SYDNEY, Feb 6 (Reuters) – Many Australians were experiencing a bittersweet break from the threat of bushfires on Thursday, with heavy rain deluging many areas and a tropical cyclone forecast to hit the country’s northwest over the weekend.
The Bureau of Meteorology issued severe thunderstorm warnings for the southeast Queensland state, while parts of New South Wales state were inundated during flash floods caused by heavy rainfall that is expected to continue for several days.
“There’s a great feed of easterly warm, moist air feeding into the system and we’re seeing that kick off in the form of rainfall today,” BOM forecaster Mike Funnell told the Australian Broadcasting Corporation.
“We are expecting those larger totals and heavier rainfall to come into the northeast coast of NSW and then sort of track slowly southwards.”
A tropical low off the Kimberley coast in Western Australia state was forecast to develop into a cyclone that could hit land on Saturday.

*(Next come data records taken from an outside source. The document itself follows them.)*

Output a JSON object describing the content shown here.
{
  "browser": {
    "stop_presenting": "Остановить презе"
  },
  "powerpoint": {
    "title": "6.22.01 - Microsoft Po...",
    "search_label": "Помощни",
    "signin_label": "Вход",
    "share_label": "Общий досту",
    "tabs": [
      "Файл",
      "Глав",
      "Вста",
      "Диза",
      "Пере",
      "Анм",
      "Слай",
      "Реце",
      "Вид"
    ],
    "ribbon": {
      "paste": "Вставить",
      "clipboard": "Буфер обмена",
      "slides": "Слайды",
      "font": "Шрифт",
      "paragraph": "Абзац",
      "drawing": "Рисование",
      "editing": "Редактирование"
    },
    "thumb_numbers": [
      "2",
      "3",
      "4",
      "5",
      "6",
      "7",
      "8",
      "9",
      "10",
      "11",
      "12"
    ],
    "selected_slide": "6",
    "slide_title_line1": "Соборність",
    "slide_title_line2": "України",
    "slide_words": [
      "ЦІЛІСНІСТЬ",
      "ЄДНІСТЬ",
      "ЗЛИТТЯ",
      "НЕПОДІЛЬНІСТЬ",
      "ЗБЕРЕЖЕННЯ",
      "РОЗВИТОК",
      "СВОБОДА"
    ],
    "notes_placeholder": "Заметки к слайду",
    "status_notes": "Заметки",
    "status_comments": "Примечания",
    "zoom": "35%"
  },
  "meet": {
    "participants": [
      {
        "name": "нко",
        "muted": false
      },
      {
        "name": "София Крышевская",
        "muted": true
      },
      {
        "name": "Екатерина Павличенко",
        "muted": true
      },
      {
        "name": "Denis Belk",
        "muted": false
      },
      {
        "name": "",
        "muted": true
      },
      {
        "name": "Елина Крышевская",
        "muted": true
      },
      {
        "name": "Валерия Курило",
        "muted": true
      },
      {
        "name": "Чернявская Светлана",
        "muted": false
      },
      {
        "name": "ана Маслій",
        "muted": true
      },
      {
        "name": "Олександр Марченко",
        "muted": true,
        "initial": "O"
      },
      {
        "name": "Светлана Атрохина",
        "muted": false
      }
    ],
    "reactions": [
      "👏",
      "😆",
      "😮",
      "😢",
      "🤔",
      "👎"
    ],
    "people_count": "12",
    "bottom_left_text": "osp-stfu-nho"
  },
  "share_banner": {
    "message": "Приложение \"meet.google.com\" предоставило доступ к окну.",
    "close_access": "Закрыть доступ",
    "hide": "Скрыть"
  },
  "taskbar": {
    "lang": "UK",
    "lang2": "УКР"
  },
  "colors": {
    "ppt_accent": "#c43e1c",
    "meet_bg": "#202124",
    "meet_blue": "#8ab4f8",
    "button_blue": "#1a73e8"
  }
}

The cooler and wetter weather has helped douse or slow some of the country’s most damaging and long-running wildfires, which have burned through more than 11.7 million hectares of land since September. The prolonged bushfire season has killed 33 people and an estimated 1 billion native animals. About 2,500 homes have been destroyed.
Officials, however, have warned the threat was not yet over and that there will likely be weeks more of firefighting ahead.
Around 60 fires were still burning across NSW and Victoria, the country’s most populous states, with around half of those classified as uncontained.